The 1980s and 90s were a period of both growth and retrenchment for the MFA program. The recruitment of Faith Ringgold in 1987 solidified the Department’s reputation for leadership in the pattern and decoration movement, performance, and social and political activism. In 1992, Sheldon Brown was recruited to work with Harold Cohen on developing an undergraduate major, which would make use of the large computer lab the Visual Art Facility, then being planned, which the Department occupied in 1995. Going beyond the focus on Artificial Intelligence pioneered by Cohen, Brown developed with colleagues in the Department of Music a new interdisciplinary major for computing in the arts. The new major ICAM (Interdisciplinary Computing in Art and Music), established in 1998, quickly grew peaking in the early 2000s at around 200 majors. The founding of CALIT2 (the California Institute for Telecommunications and Information Technology) in 2000 and a series of faculty recruitments established the MFA program as a national leader in new media arts as well as in studio, media and performance art. Between 1996 and 2007, we were fortunate to have the following faculty join the department: Lev Manovich, a leading new media theorist and programmer, Adrienne Jenik, a computer and media artist working in interactive cinema and telematic performance, Jordan Crandall, a media artist, theorist and performer engaged in particular with surveillance and automated technologies, Brett Stalbaum, a new media artist specializing in information theory, database, software, and collaborative projects, Ricardo Dominguez, a digital and new media activist artist and performer, Amy Alexander, a new media, audiovisual performance artist, Michael Trigilio, a multimedia artist, working in sound, music, film and virtual reality, and Benjamin Bratton, a new media, sociological, and systems design theorist and developer. Also, in 1992, the Department entered into an agreement with local artists in San Diego and Tijuana to establish a biennial art exhibition called InSite, dedicated to commissioning site-specific works for the San DiegoTijuana region by local and international artists. The bi-national exhibition helped establish the Department as leader in the fields of public and collaborative art, even as it built on the early success of its faculty and alumni/ae in Chicano and border art.

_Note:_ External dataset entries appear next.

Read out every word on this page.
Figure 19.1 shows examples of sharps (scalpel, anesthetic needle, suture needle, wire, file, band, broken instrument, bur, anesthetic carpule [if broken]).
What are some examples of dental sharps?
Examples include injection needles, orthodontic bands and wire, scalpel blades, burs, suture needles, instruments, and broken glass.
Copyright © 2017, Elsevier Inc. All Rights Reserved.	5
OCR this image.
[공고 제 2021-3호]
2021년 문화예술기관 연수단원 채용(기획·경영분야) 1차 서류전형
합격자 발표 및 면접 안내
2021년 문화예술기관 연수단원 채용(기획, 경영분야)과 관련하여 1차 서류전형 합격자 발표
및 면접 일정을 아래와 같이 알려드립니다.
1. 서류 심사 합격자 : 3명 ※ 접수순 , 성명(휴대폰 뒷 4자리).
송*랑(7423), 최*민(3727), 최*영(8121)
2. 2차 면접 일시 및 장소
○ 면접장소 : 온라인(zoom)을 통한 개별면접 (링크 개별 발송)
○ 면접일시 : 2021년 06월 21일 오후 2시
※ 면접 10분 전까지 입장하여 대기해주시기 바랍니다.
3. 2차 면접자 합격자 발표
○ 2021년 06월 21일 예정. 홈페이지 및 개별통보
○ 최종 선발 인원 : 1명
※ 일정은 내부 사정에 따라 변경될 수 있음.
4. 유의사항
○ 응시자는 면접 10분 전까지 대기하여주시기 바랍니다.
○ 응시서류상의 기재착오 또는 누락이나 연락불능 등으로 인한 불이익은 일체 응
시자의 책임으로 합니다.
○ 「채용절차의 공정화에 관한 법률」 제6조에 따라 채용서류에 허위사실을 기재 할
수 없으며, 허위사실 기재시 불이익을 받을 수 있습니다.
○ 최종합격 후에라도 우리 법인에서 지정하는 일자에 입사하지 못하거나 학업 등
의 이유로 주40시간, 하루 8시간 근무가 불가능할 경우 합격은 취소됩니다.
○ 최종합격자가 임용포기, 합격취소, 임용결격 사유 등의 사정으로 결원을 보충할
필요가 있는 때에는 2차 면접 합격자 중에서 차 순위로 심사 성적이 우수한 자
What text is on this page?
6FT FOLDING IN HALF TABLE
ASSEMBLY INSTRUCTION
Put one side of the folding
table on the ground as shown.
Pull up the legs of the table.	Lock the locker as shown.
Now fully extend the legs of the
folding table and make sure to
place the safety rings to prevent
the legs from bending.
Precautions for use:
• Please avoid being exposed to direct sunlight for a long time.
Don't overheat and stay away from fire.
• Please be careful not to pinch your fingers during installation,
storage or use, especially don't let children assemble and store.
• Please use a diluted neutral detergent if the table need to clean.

When an early retirement incentive program, developed in response to the recession of 1992-94, led over the course a decade to the separation of eight key faculty – including Kaprow, Lawder, the Harrisons, and David and Eleanor Antin – these interests would help shape the recruitment of faculty going forward. Steve Fagin, a video artist who was rethinking the narrative form and organization of the medium was recruited in 1995 to bolster the Media area, and in the 2000s, the Studio program was revitalized by the recruitment of Jennifer Pastor, a sculptor whose work explores complex ideas of space and social collaboration, Ruben OrtizTorres, a painter, photographer, film-make and theorist who was developing a distinctly Mexican form of post-modernism, Barbara Kruger, a conceptual and political activist artist, Haim Steinbach, a conceptual installation artist and theorist, Amy Adler, a film-maker and studio artist rethinking the status of drawing and its relation to painting, and Anya Gallaccio, an artist who creates site-specific, minimalist works with organic materials that challenge tradition notions of monumentality and permanence that long defined sculpture. In addition, the Department built on its long-standing commitment to activism and socially relevant art by recruiting two faculty in public culture: Teddy Cruz, an architect and theorist studying urban ecologies, public policy and the border, and Kyong Park, a new media artist, curator, writer and theorist of public culture, urban landscape, and social geography.